CFTC Challenge - Release: 6-21-1999


Institute for Justice Scores Major Victory For Internet/Software Speech

WEB RELEASE: June 21, 1999
CONTACT: John Kramer (703) 682-9320
[First Amendment]


Washington, D.C.-First Amendment free speech rights extend to the Internet and software. That is the finding of a hotly contested lawsuit that pitted financial publishers against a federal regulatory agency.

In a federal case closely watched by the high-tech industry, U.S. District Court Judge Ricardo Urbina today held that Internet publishers and computer software developers as well as traditional newsletter publishers can publish without first being licensed by the Commodity Futures Trading Commission (CFTC). This decision sets an early and important precedent in favor of extending First Amendment protection to software development and the Internet, areas of law where the jurisprudence is only now being established.
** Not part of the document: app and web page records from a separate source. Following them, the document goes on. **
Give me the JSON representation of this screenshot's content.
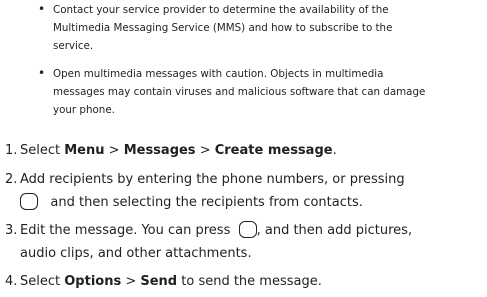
{
  "bullets": [
    {
      "lines": [
        "Contact your service provider to determine the availability of the",
        "Multimedia Messaging Service (MMS) and how to subscribe to the",
        "service."
      ]
    },
    {
      "lines": [
        "Open multimedia messages with caution. Objects in multimedia",
        "messages may contain viruses and malicious software that can damage",
        "your phone."
      ]
    }
  ],
  "steps": {
    "s1": {
      "num": "1.",
      "pre": "Select ",
      "b1": "Menu",
      "sep1": " > ",
      "b2": "Messages",
      "sep2": " > ",
      "b3": "Create message",
      "post": "."
    },
    "s2": {
      "num": "2.",
      "line1": "Add recipients by entering the phone numbers, or pressing",
      "line2": "and then selecting the recipients from contacts."
    },
    "s3": {
      "num": "3.",
      "pre": "Edit the message. You can press",
      "post": ", and then add pictures,",
      "line2": "audio clips, and other attachments."
    },
    "s4": {
      "num": "4.",
      "pre": "Select ",
      "b1": "Options",
      "sep1": " > ",
      "b2": "Send",
      "post": " to send the message."
    }
  }
}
"Today, the First Amendment won and an overreaching federal bureaucracy lost," said Scott Bullock, senior attorney at the Institute for Justice, a Washington, D.C. public interest law firm. The Institute represented publishers of online content, websites, software, books, and newsletters designed to assist people in analyzing the commodity and futures markets, and consumers who subscribe to the sites, on-line services, and publications to find information and make their own decisions. Like most content providers, the Institute's clients do not invest customer funds; nor do they give person-to-person trading advice. Instead, they simply provide information and analysis to their customers. "The decision is an important victory for Internet publishers and computer software developers," Bullock said.

The CFTC sought to establish its authority to regulate and license anyone who speaks on topics under its jurisdiction-in this case the commodity markets. The CFTC demanded registration as a "Commodity Trading Advisor" before one can publish any information on these markets.

Registration requires fees, fingerprinting, background checks, and perhaps most onerously, handing over a list of one's subscribers and being subject to on-demand audits by the CFTC. Failing to register risks $500,000 in fines and up to five years in prison.

Judge Urbina wrote, "There comes a point, however, where government legislation crosses the line between the regulation of a profession and the regulation of speech." The judge then went on to write, ". . .the CFTC's application of the CEA's [Commodity Exchange Act] registration requirement to the plaintiffs in this case constitutes an attempt to regulate speech, not a profession."

"If the regulators had prevailed in the suit, development of software and online content would have been dramatically curtailed as government agencies aggressively licensed and regulated information providers over these evolving media," said the Institute's Managing Vice President John K. Keppler.